Здесь необходимо сделать одно весьма важное уточнение. Фидель, приезжая в родной Биран на каникулы и, кстати, привозя туда из Гаваны мячи и комплекты спортивной формы, купленные на свои деньги для бедных друзей детства, попадал в «капиталистическое» имение отца, где, образно говоря, на практике мог проверять истинность марксистской теории. Именно в Биране впервые и произошел у Фиделя своеобразный внутренний конфликт – между семейными привязанностями и формирующимся мировоззрением. Безусловно, почти все бедняки в Биране искренне любили дона Анхеля и его сына Фиделя, потому что они никогда не отказывали обездоленным. Но в соседних землевладениях, принадлежавших североамериканским компаниям, социальные проблемы рабочих и тем более их личные просьбы о помощи не принимались во внимание. Фиделя тяготы беспросветного существования бедных, а не семейные проблемы волновали с каждым годом все больше.

После победы революции Фидель назовет умершего к тому времени отца «эксплуататором и землевладельцем». Показательно передаст одним из первых в государственное пользование имение в Биране. Остается догадываться, как бы отреагировал на это сам Анхель Кастро Архиз, которому Фидель всецело обязан возможностью получить образование в колледжах и Гаванском университете и, по логике вещей, революционным мировоззрением.

Некоторые авторы приклеивают к Фиделю ярлык ярого коммуниста. Складывается впечатление, что коммунистом тот чуть ли не родился и уже с детских лет боролся с «эксплуатацией и буржуазией». Между тем первый съезд кубинской компартии, на котором Кастро стал ее генеральным секретарем, состоялся лишь в 1975 году, спустя целых шестнадцать лет после победы кубинской революции. А сам он впервые признался, что имеет коммунистические убеждения, только в ноябре 1960 года – до этого его политическая ориентация оставалась загадкой даже для соратников.

Точнее будет сказать, что он всегда был бунтарем. А каждое из проявлений бунтарства – антиколониализм, коммунистические убеждения, ярко выраженный антиамериканизм – выходило на первый план в разные периоды жизни.

Вспоминая о своих студенческих годах, Кастро не случайно уточняет, что в то время он был «утопичным коммунистом». «Утопичность» мировоззрения Фиделя заключалась в том, что он ненавидел любую, в том числе социальную, форму несправедливости. Но у него не было «марксистского» понимания того, как с ней бороться.

«Коммунистический манифест» Маркса понравился ему не из–за своей «агитационности или идейности», а, как он сам говорил позже, «в силу простоты, ясности, той прямой формы, в которой дается объяснение нашего мира и нашего общества»[54].

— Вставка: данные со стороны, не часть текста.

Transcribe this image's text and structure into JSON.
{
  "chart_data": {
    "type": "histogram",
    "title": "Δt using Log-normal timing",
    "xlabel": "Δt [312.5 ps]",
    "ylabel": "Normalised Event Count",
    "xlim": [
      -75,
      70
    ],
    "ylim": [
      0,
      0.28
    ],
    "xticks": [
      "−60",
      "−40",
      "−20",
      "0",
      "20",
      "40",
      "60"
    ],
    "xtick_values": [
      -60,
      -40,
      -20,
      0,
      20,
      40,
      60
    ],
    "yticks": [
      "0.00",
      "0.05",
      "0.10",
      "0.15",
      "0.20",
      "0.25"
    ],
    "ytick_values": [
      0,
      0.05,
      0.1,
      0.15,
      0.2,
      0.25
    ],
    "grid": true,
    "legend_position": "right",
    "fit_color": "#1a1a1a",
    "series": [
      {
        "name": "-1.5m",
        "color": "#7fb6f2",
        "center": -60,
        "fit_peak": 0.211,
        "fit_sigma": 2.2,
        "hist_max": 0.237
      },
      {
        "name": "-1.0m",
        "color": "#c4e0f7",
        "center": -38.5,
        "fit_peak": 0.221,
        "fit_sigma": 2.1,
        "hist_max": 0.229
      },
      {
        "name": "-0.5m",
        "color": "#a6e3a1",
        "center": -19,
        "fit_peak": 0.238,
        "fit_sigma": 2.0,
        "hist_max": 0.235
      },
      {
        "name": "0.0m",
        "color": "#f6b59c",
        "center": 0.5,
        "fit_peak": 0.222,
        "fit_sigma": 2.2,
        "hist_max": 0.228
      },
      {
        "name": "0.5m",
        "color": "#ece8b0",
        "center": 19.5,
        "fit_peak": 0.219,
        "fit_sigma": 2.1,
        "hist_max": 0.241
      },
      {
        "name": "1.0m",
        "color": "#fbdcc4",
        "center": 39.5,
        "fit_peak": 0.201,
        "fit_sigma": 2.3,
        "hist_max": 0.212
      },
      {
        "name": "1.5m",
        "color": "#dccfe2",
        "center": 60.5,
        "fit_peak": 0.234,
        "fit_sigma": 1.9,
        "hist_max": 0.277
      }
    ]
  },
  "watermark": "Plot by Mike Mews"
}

«Несмотря на имеющиеся амбиции и тщеславие, которые мы должны проявлять во время нашей революционной жизни, мы всегда должны не забывать, что находимся на постоянном боевом дежурстве. И я принял данную этику, ибо руководствоваться этическими ценностями – это очень важно. От Маркса – мы получили концепцию того, что из себя представляет человеческое общество. Маркс нам показал, каким было общество и историю его развития. Без Маркса вы не можете привести никакой аргумент, который бы смог обосновать исторические события, а также тенденции развития человечества, процесса, который еще не завершился в обществе <…> Если бы Христофор Колумб не имел компаса, то он бы никуда не приплыл. И у меня был компас, который я нашел в мыслях и идеях Маркса и Ленина, а также этика, которую я встретил в идеях Марти»[55], – объяснял истоки своего мировоззрения лидер кубинской революции.

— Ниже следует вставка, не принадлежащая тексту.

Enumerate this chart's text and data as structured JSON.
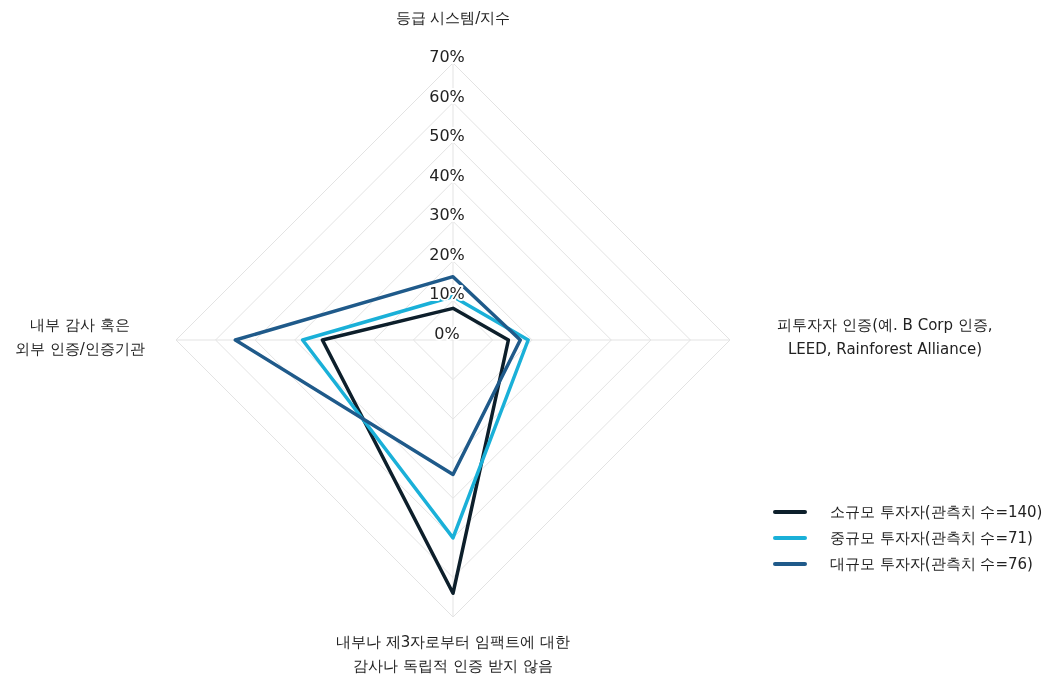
{
  "chart_data": {
    "type": "radar",
    "categories": [
      "등급 시스템/지수",
      "피투자자 인증(예. B Corp 인증,\nLEED, Rainforest Alliance)",
      "내부나 제3자로부터 임팩트에 대한\n감사나 독립적 인증 받지 않음",
      "내부 감사 혹은\n외부 인증/인증기관"
    ],
    "series": [
      {
        "name": "소규모 투자자(관측치 수=140)",
        "color": "#0d1f2b",
        "values": [
          8,
          14,
          64,
          33
        ]
      },
      {
        "name": "중규모 투자자(관측치 수=71)",
        "color": "#1ab0d8",
        "values": [
          11,
          19,
          50,
          38
        ]
      },
      {
        "name": "대규모 투자자(관측치 수=76)",
        "color": "#1f5a8a",
        "values": [
          16,
          17,
          34,
          55
        ]
      }
    ],
    "ylim": [
      0,
      70
    ],
    "yticks": [
      {
        "value": 0,
        "label": "0%"
      },
      {
        "value": 10,
        "label": "10%"
      },
      {
        "value": 20,
        "label": "20%"
      },
      {
        "value": 30,
        "label": "30%"
      },
      {
        "value": 40,
        "label": "40%"
      },
      {
        "value": 50,
        "label": "50%"
      },
      {
        "value": 60,
        "label": "60%"
      },
      {
        "value": 70,
        "label": "70%"
      }
    ],
    "grid": true,
    "legend": "bottom right",
    "marker": "none",
    "line_style": "solid"
  }
}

Итак, марксистские труды показали Кастро путь, по которому, по его мнению, должно идти общество. Он нашел в них теоретическое объяснение многим скрытым социальным и экономическим процессам. У Маркса же он научился главному практическому революционному постулату «первый этап революции – это взять власть», который с блеском воплотит в жизнь на стыке 1958—1959 годов. Марти и Маркс повлияли на его решение перейти от теории к практике. (Правда, произошло это лишь со второй попытки. Как известно, победе революции предшествовал неудачный штурм Монкады.)

«В то время когда я должен был перейти в университете со второго курса на третий, у меня было много идей, я был антиимпериалистом и антиколониалистом, – вспоминал Фидель Кастро, – я выступал за доминиканскую демократию, независимость Пуэрто–Рико, возвращение Панамского канала панамцам, возвращение Мальвинских островов Аргентине, ликвидацию европейских колоний в Латинской Америке, таковы были мои знамена. Да, но то не было еще социалистическое знамя»[56].

Фидель считал себя плохим студентом. Ему больше нравилось болтать со сверстниками в парке, читать книги, спорить на разные интересные темы. Его часто видели на университетской площади Каденас в компании других студентов. Говорили, что Фиделя было почти невозможно переспорить. Более того, часто он начинал «дискутировать» с тезисами, которые сам же и выдвигал! Сила его убеждения была такой, что студенты мгновенно попадали под его влияние и слушали его буквально с открытыми ртами. Фидель, уже после победы революции, на одной из встреч с трудящимися честно признавался, что в те годы студентов больше интересовала «стихия улицы», чем сама учеба. «На этой площади Каденас я провел пять лет, а на занятия почти не ходил, – вспоминал Фидель Кастро. – Перед экзаменами занимался три–четыре дня и сдавал предметы, как это делали все. Таковы были экзамены, и я думаю, что никто серьезно не готовился к тому, чтобы стать хорошим специалистом»[57].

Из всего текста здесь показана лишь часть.